The pier was still packed and it was easy to lose myself among the crowd and find my car and get out of there.

Chapter 24
 

A
t the time we'd agreed to meet, Dr. Glendon Evans opened the door of his condo. I started across the threshold, the pines surrounding his aerie sweet on the dying day. Then I stopped. He had a gun, some kind of Mauser, and he wanted to make sure I saw it.

"Not exactly your style, is it?"

He wore an open white shirt and blue trousers with a brown leather belt and penny loafers without socks. He looked angry and he smelled faintly of bourbon. "I'm not going to take any of your shit, Mr. Dwyer. I'm warning you."

"You really think that's going to help?"

"I've done a little checking on you."

"I'm impressed."

"You used to be a cop."

"I would have been more than happy to tell you that myself."

"Cops have ways of getting people to confess to things they didn't do."

"And you're saying you didn't kill her."

"That's exactly what I'm saying."

"Then there's no reason for the gun."

"Does it make you nervous, Mr. Dwyer?"

"Of course it makes me nervous, Dr. Evans. You're an amateur. Amateurs terrify me."

He glanced down at the weapon in his hand as if it were a growth slowly eating its way up his arm. "I don't suppose I am very good at this sort of thing."

"No," I said, reaching out and gently taking the gun from his hand, "I don't suppose you are."

"I violated half the ethics I'm supposed to believe in."

"You want me to call you names?"

"Maybe I'd feel better if you did, Mr. Dwyer."

This was half an hour later. We sat in the breakfast nook. We were sipping some of his Wild Turkey again. The night sky was purple and starry. Jets rumbled in the gloom above like gods displeased.

"Tell me what happened."

"Drugs," he said. "I gave her drugs."

"How many times?"

"Twice."

I had some more whiskey and just stared at my fists.

"I—I thought it was the only way I could keep her." He shook his head as if it hurt to do so. "I'd never had to deal with anything like it before." He had some whiskey himself. "You know how I told you I rode around in Lincolns growing up?"

I nodded.

"Well, it was the same with women. Never any problem. My color rarely seemed to matter. I just naturally seemed to be attractive to women and I always took that for granted." More whiskey. A sigh half anger, half remorse. "I was a good lover. I know I was. I don't mean in bed necessarily, though even there I always tried to make sure that they had their satisfaction before I took mine." He waved a hand. "I mean I was a good lover in the sense that I tried to be as attentive and sensitive as possible. When things ended, it was always me who ended them, but even then I tried to make it as easy as possible. And it wasn't because I was bored, it was just—I knew there were more things I needed to learn from women. They're the great teachers, you know, women; the best ones are, at any rate."

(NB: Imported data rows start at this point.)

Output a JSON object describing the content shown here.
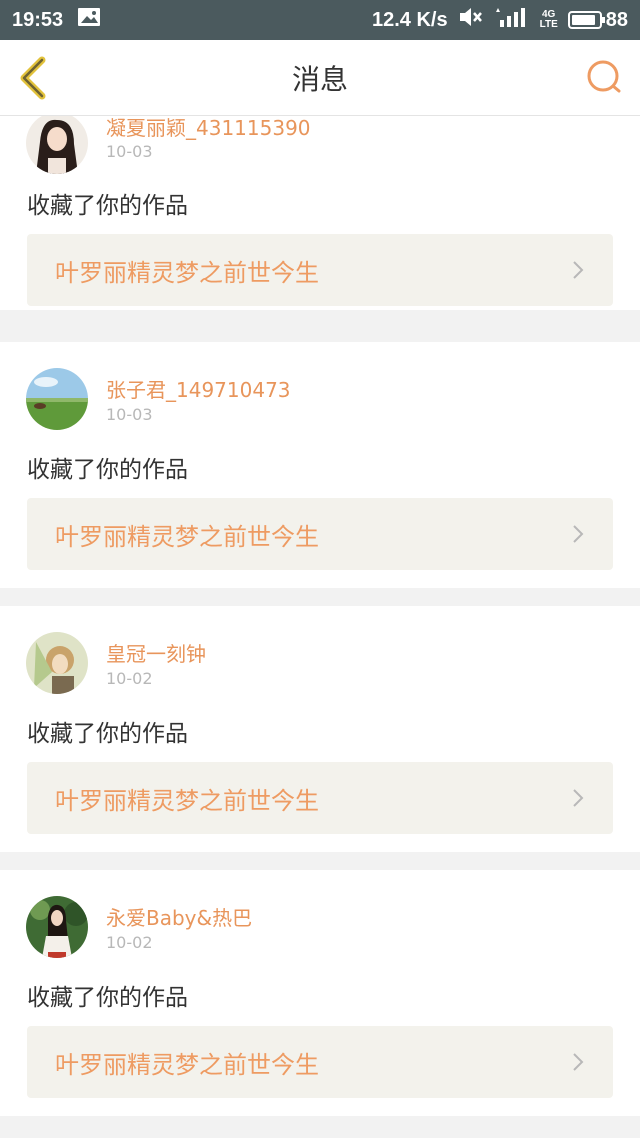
{
  "status_bar": {
    "time": "19:53",
    "net_speed": "12.4 K/s",
    "network_label": "4G",
    "network_sub": "LTE",
    "battery": "88"
  },
  "header": {
    "title": "消息",
    "back_icon": "chevron-left-icon",
    "search_icon": "search-icon"
  },
  "colors": {
    "accent": "#ee9b62",
    "name_color": "#e8955b",
    "back_arrow": "#e2c23b"
  },
  "messages": [
    {
      "user": "凝夏丽颖_431115390",
      "date": "10-03",
      "action": "收藏了你的作品",
      "work": "叶罗丽精灵梦之前世今生"
    },
    {
      "user": "张子君_149710473",
      "date": "10-03",
      "action": "收藏了你的作品",
      "work": "叶罗丽精灵梦之前世今生"
    },
    {
      "user": "皇冠一刻钟",
      "date": "10-02",
      "action": "收藏了你的作品",
      "work": "叶罗丽精灵梦之前世今生"
    },
    {
      "user": "永爱Baby&热巴",
      "date": "10-02",
      "action": "收藏了你的作品",
      "work": "叶罗丽精灵梦之前世今生"
    }
  ]
}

I laughed. "It's true. But let's not let them know that."

He smiled. "I'm afraid some of them do." Then he went back to frowning. "I'd never had anybody treat me the way Karen did."

"As good and as bad."

"Exactly."

"But it's the bad things you remember, isn't it?"

"That's what's so odd. I know we must have had hundreds of good times—but now I can barely remember any of them."

I was just letting him talk, easing him into his confession. He was eager to give it and I was eager to hear it. We both just kind of had to be in the right emotional spot. I poured him more whiskey.